Sur la question de la dissuasion, je suis sans doute très orthodoxe en la matière, mais je ne vois pas en quoi cela va l'affecter fondamentalement. Comme tout système DAM, l'ABL dépend d'une chaîne de systèmes complexes (détection, calculs, commandement, tirs) qui peut tenir le coup face à quelques tirs isolés... mais sans doute pas face à une frappe massive. Je suis un scientifique : il me faut des preuves et là, on a quelques essais ponctuels n'impliquant pas l'ensemble de la chaîne et réalisés en conditions de labo.

Pour moi, les DAM n'affectent pas la nature du concept de dissuasion. Elles peuvent affecter - si çà marche - le caractère de sa conduite. Et elle pourrait faire pire que mieux si l'on reprend ces leçons de la guerre froide que l'on délaisse souvent bien trop rapidement.

Je claririfie : imaginons une vraie DAM, opérationnelle et capable de bloquer des attaques de saturation. Seuls les Américains en ont les moyens. Les "autres" constatent que leur balistique est périmée, voire que le déploiement d'une dissuasion n'a plus de sens. Que font-ils ? 1) ils contournent ; 2) si la stratégie de non-emploi ne fonctionne plus, il faut une stratégie d'emploi.

D'où retour aux débats des années 80 sur la valeur déstabilisante de la DAM. La compensation d'évitement de ces débats tient, ici, au fait que le système n'est pas génétiquement conçu pour encaisser une frappe de saturation. Alors, me direz-vous, à quoi sert cette DAM si elle ne fonctionne que dans certains scenarii d'engagements ? Non, pas à rien ;o) Juste à placer le système stratégique américain dans un état de "tension" qui va nourrir des débats sur l'extension de la DAM. Historiquement, dès que vous bridez une capacité, la question du débridage se pose.

Et dès qu'une arme absolue disparaît, il en faut une autre (voir mon article dans le DSI 58 sur le sujet). La question est alors "quelle est la suivante" et nous permettra-t-elle d'avoir autant prise sur les "dissuadés" d'aujourd'hui que le nucléaire ?

C'est pour cela que j'estime qu'une fois que l'on se place au plan de la stratégie générale d'un pays (pas au niveau de sa stratégie opérationnelle, un cran au dessus), la dissuasion nucléaire et l'antimissile sont antinomiques. Accepter de griller des millions de gens, c'est accepter la possibilité de voir nos citoyens griller. Si nous n'y sommes plus parés, l'adversaire se débrouillera pour nous griller autrement. Ça lui prendra sans doute du temps, ça augurera peut être d'une relative sécurité stratégique. Mais ça ne durera qu'un temps. La Zeitgeist ne joue pas en faveur des petits oiseaux et de l'amour fraternel global...
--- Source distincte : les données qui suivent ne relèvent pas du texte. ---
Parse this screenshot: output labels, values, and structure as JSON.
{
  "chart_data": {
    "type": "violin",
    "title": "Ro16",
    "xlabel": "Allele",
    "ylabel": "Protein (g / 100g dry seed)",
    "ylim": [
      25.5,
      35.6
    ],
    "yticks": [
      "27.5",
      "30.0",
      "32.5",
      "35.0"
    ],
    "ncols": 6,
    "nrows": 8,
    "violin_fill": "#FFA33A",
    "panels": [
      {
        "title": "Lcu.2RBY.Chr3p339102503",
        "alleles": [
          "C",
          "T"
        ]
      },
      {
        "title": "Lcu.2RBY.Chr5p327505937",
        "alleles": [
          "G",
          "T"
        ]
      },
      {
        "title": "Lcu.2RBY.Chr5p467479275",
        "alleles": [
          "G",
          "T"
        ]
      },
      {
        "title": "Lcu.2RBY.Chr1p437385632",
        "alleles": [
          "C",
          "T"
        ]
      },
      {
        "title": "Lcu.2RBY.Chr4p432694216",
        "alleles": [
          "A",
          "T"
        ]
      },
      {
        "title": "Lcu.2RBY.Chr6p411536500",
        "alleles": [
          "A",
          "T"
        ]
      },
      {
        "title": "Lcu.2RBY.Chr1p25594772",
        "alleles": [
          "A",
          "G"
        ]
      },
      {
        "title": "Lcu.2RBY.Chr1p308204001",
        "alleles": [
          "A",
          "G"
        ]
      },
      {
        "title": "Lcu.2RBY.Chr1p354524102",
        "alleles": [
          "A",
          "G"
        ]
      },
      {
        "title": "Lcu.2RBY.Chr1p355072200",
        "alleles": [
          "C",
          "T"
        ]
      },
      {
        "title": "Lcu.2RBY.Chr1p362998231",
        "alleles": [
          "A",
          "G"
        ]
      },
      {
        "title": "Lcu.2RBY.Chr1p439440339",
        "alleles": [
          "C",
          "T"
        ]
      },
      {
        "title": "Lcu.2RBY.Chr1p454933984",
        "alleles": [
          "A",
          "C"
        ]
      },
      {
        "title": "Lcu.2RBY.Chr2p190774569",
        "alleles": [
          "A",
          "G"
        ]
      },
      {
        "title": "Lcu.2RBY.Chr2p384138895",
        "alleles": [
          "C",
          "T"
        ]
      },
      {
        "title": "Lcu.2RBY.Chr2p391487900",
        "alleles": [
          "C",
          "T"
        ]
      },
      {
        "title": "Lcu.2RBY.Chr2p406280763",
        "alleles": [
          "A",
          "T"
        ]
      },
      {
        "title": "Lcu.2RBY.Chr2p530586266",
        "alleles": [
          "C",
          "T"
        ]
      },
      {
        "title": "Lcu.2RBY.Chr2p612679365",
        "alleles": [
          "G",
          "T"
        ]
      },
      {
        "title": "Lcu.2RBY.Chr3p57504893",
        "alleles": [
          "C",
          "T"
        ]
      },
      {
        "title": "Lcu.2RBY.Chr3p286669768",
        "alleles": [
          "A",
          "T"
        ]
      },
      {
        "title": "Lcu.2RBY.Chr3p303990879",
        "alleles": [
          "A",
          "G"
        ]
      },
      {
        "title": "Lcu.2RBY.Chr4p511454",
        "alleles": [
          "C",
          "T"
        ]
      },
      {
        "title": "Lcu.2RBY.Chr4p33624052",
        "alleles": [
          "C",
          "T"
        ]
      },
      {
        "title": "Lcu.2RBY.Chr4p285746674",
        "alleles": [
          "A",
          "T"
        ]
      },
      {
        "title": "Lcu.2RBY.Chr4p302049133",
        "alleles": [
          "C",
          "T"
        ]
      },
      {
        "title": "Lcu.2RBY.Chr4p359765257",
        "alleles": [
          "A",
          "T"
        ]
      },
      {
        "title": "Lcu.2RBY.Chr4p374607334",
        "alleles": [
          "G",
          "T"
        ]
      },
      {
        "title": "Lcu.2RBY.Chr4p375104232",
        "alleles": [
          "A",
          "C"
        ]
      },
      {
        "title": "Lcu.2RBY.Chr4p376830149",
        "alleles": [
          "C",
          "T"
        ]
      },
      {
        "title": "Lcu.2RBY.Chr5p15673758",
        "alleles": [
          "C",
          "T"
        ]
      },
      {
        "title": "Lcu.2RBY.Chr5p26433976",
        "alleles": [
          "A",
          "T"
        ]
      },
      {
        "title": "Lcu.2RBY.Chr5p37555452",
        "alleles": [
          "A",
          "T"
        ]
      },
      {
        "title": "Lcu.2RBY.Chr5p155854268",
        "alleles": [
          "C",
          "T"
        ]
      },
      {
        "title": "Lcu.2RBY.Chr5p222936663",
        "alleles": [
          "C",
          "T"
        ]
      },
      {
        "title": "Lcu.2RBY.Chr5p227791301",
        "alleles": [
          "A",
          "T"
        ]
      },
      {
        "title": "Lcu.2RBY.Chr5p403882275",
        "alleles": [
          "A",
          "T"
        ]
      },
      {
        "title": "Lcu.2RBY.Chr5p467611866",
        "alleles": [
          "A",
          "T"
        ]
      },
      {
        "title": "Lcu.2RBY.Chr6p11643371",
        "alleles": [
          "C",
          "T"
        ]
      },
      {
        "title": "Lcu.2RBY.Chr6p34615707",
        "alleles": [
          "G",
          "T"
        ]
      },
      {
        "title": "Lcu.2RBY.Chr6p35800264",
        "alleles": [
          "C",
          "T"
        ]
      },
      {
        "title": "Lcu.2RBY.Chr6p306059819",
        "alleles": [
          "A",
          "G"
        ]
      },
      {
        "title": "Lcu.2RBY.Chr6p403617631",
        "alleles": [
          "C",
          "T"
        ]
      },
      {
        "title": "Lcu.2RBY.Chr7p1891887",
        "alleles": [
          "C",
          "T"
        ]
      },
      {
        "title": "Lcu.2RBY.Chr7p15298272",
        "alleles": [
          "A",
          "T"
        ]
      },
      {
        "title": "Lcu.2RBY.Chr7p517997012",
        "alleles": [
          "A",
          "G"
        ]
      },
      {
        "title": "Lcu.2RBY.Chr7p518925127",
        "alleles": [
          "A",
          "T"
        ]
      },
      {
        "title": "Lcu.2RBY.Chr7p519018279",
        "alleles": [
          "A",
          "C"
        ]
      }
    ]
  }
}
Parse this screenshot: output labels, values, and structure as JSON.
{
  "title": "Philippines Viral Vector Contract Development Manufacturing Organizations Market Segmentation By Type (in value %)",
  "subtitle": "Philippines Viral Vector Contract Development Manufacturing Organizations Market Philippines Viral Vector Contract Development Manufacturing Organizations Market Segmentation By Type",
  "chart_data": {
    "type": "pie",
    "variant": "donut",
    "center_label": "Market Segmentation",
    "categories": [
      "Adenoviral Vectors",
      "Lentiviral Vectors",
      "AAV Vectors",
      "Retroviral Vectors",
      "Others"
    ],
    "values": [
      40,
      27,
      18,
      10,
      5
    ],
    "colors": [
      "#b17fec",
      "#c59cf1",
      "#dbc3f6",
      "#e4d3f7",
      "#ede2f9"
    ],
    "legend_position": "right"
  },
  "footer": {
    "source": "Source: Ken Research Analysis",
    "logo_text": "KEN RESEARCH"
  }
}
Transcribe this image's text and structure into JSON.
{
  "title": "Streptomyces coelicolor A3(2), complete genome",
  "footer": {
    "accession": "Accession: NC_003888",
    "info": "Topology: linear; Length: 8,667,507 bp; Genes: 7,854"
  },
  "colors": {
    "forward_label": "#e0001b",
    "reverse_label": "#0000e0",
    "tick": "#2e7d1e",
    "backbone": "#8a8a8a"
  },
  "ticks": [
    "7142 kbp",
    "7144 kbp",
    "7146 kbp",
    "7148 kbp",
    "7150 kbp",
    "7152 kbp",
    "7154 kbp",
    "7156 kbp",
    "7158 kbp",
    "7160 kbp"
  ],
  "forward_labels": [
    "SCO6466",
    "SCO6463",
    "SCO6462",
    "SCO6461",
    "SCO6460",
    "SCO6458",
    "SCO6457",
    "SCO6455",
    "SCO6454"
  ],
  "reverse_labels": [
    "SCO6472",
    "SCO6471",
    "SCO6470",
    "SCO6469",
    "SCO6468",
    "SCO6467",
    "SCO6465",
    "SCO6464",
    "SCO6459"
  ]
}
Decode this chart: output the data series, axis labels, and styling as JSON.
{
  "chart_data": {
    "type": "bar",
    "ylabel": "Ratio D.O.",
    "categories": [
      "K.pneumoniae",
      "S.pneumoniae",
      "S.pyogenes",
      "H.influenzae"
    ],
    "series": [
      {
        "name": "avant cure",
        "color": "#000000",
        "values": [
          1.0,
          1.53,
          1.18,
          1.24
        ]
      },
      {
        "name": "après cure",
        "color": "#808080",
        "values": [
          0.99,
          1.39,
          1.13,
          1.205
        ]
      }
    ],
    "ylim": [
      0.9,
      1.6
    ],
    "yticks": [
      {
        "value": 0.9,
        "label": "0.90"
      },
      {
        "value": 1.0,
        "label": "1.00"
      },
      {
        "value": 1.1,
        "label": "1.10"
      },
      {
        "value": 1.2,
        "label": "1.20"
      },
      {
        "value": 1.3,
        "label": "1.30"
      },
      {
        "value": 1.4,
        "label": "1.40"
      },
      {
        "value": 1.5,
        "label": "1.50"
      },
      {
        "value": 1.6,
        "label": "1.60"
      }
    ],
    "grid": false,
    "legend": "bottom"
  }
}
égéa : merci Joseph de venir nous commenter tout cela. Je suis d'accord avec les préventions générales contre la DAM, telle qu'elle est le plus couramment entendue. Il reste que la possibilité d'un contournement de la dissuasion, pas forcément par une DAM, se pose. L'ABL pose des questions, même si, dès le début, je relativise.

5. Le mardi 20 avril 2010, 19:01 par VonMeisten

Ce serait donc une espèce de démonstrateur technologique, un coup marketing en somme.

6. Le mardi 20 avril 2010, 19:01 par GH

Ayant pondu une analyse de fond pour DSI-T sur l’ABL (salut au rédac’chef !), je me permets de doucher quelque peu l’enthousiasme technophile de Lavarini et de relever les incohérences de son article :

1) Lavarini annonce une distance de tir de 500 km. D’après mes recherches et un rapport de l’American Physical Society, une hypothèse de portée de 200 à 300 km est déjà très ambitieuse au regard des défis techniques (dans le cas de missiles à ergols solides, la distance d’interception maximale serait de 100 km). La plus value capacitaire de l’engin est pure fiction sachant qu’il ne pourrait théoriquement abattre que des IRBM à propulsion liquide type Shahab ou Taepodong. Inefficace contre la plupart des missiles à propulsion solide dont l’Iran et la Corée du Nord pourraient maîtriser la technologie d’ici à dix-vingt ans. L’ABL étant censé évoluer à proximité des sites de lancement, il faudrait qu’il s’engage directement sur le territoire ennemi, et il serait dès lors particulièrement vulnérable contre une défense anti-aérienne, même basique. Etant donné la profondeur des sites de lancement iraniens par exemple, il est fort probable que l’ABL soit détruit bien avant d’arriver près de l’aire de lancement, même accompagné d’une escorte de F-22/35.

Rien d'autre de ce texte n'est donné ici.